While the idea of canonical ordering by the serving node works quite nicely, we can notice that we also have a partial order among messages, with the channel_announcement being the outlier, since it cannot be uniquely ordered among the other messages that may pertain to the channel or the endpoints.

channel_update sort by timestamp, and allow querying a range based on these timestamps
node_announcement sort by timestamp, and allow querying a range based on these timestamps
channel_announcement does not have a timestamp, and ought to be included if the querying node is asking for a timestamp range that include ANY update to the channel

As you can see the only potential over-sharing is in the form of the channel_announcement but I don’t think that is solvable, since there is no unique position in the ordering that’d guarantee inclusion iff a matching channel_update is included.

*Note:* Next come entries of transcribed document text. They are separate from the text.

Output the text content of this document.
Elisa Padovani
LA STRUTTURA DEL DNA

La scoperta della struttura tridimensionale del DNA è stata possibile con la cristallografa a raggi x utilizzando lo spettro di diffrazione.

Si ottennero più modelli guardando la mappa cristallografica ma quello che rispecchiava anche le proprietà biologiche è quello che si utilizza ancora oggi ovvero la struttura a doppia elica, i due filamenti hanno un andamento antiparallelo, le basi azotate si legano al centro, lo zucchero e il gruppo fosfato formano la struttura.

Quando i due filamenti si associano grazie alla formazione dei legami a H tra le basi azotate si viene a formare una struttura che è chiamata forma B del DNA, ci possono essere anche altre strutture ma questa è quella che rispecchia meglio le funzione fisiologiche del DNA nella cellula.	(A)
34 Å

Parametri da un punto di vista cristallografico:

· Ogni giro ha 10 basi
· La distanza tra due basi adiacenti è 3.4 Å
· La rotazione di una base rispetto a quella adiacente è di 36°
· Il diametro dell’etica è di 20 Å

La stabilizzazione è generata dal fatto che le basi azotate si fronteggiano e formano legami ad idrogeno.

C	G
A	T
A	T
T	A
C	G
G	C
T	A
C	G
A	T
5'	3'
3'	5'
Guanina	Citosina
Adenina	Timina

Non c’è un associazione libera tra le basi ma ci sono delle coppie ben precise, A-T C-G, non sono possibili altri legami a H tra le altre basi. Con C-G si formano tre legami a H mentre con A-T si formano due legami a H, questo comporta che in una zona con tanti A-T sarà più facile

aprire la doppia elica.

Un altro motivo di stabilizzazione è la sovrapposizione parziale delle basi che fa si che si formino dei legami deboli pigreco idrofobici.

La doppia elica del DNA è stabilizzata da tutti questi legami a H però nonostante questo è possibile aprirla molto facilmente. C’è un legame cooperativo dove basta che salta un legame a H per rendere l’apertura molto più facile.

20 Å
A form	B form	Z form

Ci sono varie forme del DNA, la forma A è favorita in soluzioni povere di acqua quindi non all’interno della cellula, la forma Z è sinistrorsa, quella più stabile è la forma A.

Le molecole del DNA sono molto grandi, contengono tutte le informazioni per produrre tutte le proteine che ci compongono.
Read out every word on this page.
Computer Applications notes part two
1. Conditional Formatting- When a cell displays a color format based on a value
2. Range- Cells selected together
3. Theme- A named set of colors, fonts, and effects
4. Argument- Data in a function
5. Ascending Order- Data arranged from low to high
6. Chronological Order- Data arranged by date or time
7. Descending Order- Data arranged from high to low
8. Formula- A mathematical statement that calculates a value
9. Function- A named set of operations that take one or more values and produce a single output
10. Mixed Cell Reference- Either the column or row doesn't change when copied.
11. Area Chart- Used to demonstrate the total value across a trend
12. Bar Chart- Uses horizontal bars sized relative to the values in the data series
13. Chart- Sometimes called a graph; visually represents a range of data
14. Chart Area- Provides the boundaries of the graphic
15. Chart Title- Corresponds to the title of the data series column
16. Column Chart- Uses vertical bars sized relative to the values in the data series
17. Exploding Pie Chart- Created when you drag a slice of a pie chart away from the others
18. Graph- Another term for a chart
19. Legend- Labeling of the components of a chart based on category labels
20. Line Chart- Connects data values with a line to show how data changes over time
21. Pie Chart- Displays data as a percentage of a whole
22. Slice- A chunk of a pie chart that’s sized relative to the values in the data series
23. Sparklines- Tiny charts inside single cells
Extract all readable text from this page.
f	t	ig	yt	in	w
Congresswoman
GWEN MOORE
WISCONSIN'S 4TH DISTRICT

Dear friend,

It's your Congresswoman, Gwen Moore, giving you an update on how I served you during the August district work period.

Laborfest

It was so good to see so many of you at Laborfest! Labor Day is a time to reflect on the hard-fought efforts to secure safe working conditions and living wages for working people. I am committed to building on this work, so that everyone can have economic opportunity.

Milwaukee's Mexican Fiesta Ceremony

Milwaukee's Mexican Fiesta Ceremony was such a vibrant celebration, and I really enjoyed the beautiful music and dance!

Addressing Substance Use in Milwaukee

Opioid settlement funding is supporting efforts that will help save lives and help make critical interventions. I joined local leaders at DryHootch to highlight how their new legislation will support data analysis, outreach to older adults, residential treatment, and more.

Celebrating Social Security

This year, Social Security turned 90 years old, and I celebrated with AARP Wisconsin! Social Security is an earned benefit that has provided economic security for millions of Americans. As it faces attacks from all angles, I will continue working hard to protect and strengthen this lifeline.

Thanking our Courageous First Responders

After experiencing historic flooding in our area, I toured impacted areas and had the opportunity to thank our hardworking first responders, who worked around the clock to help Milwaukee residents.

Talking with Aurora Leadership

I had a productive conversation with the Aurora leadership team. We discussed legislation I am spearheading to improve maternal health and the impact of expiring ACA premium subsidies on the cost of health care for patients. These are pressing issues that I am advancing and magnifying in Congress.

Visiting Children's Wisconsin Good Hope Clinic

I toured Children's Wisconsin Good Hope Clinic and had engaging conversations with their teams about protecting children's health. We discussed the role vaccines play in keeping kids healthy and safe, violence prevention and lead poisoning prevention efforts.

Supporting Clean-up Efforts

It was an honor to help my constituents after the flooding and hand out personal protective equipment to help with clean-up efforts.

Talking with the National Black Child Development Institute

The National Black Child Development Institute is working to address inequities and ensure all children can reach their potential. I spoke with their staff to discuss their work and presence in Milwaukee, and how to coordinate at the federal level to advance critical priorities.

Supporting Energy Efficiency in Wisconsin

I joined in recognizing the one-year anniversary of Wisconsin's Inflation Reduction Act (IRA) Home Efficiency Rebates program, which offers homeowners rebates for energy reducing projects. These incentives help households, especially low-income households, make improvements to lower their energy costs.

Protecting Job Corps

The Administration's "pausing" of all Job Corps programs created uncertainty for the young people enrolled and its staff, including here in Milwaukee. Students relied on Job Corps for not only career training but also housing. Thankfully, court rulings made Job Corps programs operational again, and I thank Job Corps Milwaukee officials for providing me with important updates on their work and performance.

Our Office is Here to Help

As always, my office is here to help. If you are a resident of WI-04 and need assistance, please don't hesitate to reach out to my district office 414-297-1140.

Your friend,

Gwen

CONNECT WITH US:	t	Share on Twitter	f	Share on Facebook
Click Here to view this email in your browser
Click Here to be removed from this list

This allows us to avoid per-peer storage: on startup we load the timestamp when we were last online, we then subtract a buffer from that (1/2h?) and we tell our peers that timestamp when reconnecting. This means we don’t store anything per-peer, rather we only store a timestamp up to which we believe we are up to date, and then ask for incremental diffs from that point onwards.

rustyrussell · December 6, 2023, 8:01pm

This is, in fact, what gossip_timestamp_filter does:

1. type: 265 (`gossip_timestamp_filter`) (`gossip_queries`)
2. data:
    * [`chain_hash`:`chain_hash`]
    * [`u32`:`first_timestamp`]
    * [`u32`:`timestamp_range`]

The “timestamp” for channel_announcement is defined as " the timestamp of a corresponding channel_update." (rather than “all corresponding channel_update” which is what you specified).

It turns out, however, that everyone uses “none”, “all” or “recent”, where recent is 10 minutes ago (CLN), now (LND and Eclair), 1 hour ago (LDK). To avoid scanning the entire gossip_store (or keeping more metadata), we now keep a single “first record with timestamp > 2 hours ago” offset and scan from there, unless they set first_update to 0. This basically turns the field into a trinary.

But this is still not what a single-peer-gossiper wants! The timestamp of the record is a very rough guide to “have you seen this before”. A better guide is when the peer received the gossip: presumably it started streaming it within 60 seconds. It’s also much easier for us to implement: for speed we can keep the received timestamps at every ~1MB of gossip store, since they will be monotonic.